Le budget 2007 a été préparé en tenant compte des options retenues dans le cadre du débat d'orientation du 20 novembre dernier, à savoir le blocage de l'évolution de la fiscalité, la maîtrise des charges et l'accroissement de l'autofinancement.
Le 18 décembre, le débat s'est poursuivi par le vote du budget lors du Conseil municipal.

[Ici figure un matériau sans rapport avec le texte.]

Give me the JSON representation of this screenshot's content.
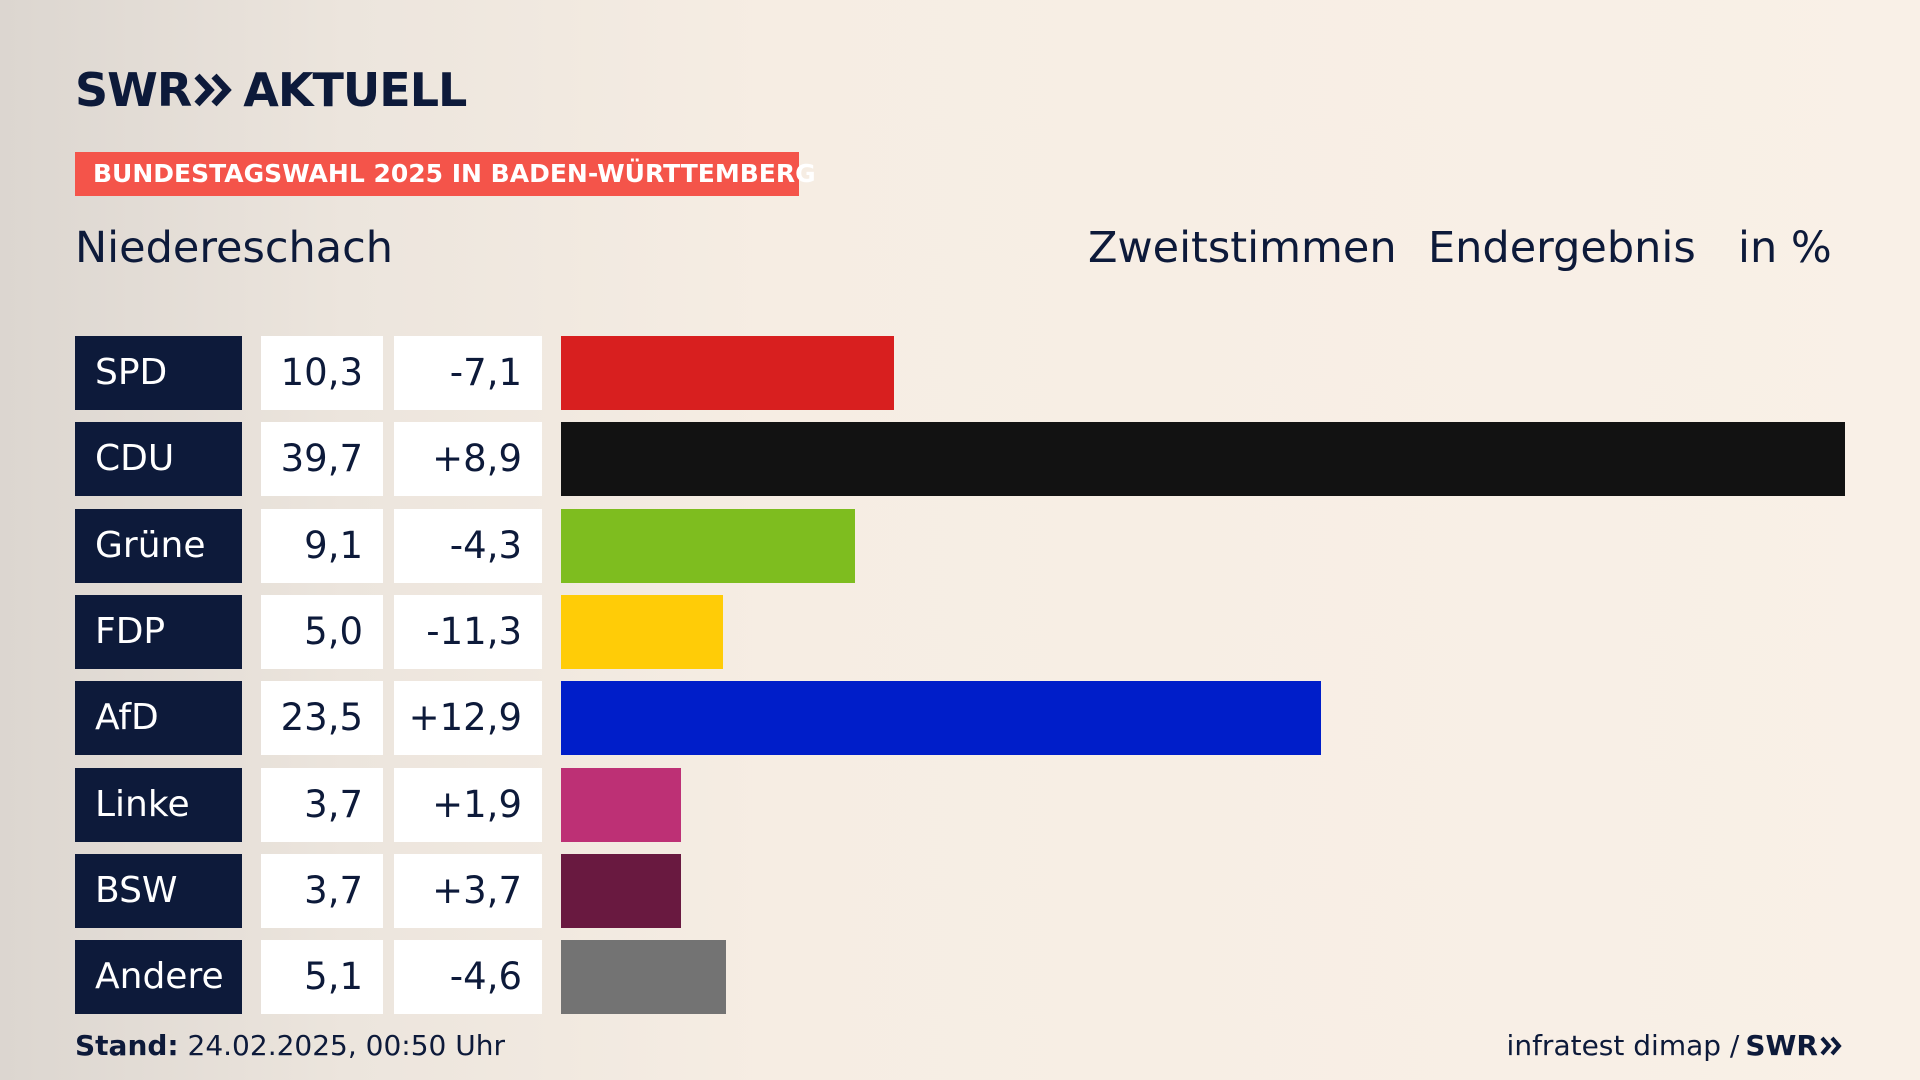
{
  "brand": {
    "logo_left": "SWR",
    "logo_right": "AKTUELL",
    "logo_icon": "double-chevron-right-icon",
    "color": "#0d1a3a"
  },
  "banner": {
    "text": "BUNDESTAGSWAHL 2025 IN BADEN-WÜRTTEMBERG",
    "color": "#f4544a"
  },
  "location": "Niedereschach",
  "header": {
    "vote_type": "Zweitstimmen",
    "status": "Endergebnis",
    "unit": "in %"
  },
  "footer": {
    "stand_label": "Stand:",
    "stand_value": "24.02.2025, 00:50 Uhr",
    "source": "infratest dimap /",
    "source_logo": "SWR"
  },
  "chart_data": {
    "type": "bar",
    "orientation": "horizontal",
    "categories": [
      "SPD",
      "CDU",
      "Grüne",
      "FDP",
      "AfD",
      "Linke",
      "BSW",
      "Andere"
    ],
    "values": [
      10.3,
      39.7,
      9.1,
      5.0,
      23.5,
      3.7,
      3.7,
      5.1
    ],
    "value_labels": [
      "10,3",
      "39,7",
      "9,1",
      "5,0",
      "23,5",
      "3,7",
      "3,7",
      "5,1"
    ],
    "diff_labels": [
      "-7,1",
      "+8,9",
      "-4,3",
      "-11,3",
      "+12,9",
      "+1,9",
      "+3,7",
      "-4,6"
    ],
    "colors": [
      "#d81f1f",
      "#121212",
      "#7ebd1f",
      "#ffcc07",
      "#001ec9",
      "#bd3075",
      "#691940",
      "#737373"
    ],
    "xlim": [
      0,
      39.7
    ],
    "grid": false,
    "legend": "none"
  }
}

Les résultats financiers issus de la politique budgétaire de la municipalité permettent pour la 12ème année consécutive, d'envisager pour la ville de Valence un budget ambitieux de poursuivre des services apportés à la population dans la rigueur de gestion de la fiscalité locale pesant sur les contribuables valentinois.
La maîtrise des dépenses de fonctionnement et la poursuite du blocage des taux d'imposition en vigueur depuis 1995, cas unique en France, sont encore les grands principes, conformément aux engagements pris envers les Valentinois.
En termes de dépenses, 97 077 404 €uros sont consacrés au fonctionnement contre 63 906 773 €uros.
Pour les recettes, le fonctionnement et l'investissement sont identiques à ceux des dépenses.

Lors du vote du budget 2006, les taux des 4 contributions directes locales ont été fixés à 23.31% pour la taxe foncière bâtie, 49.21% pour la taxe foncière non bâtie, 16.25% pour la taxe d'habitation et 13.43% pour la taxe professionnelle.
Ces taux n'ont pas été modifiés depuis l'année 1995 (élection de l'équipe municipale menée par Patrick Labaune) conformément à la volonté de la municipalité de bloquer l'évolution de la pression fiscale communale. Cet objectif a été maintenu pour la préparation du budget 2007 comme cela été indiqué dans le cadre du débat d'orientation budgétaire. La rigueur de gestion a permis de contenir toute évolution de la pression fiscale et donc de bloquer les taux à leur niveau antérieur.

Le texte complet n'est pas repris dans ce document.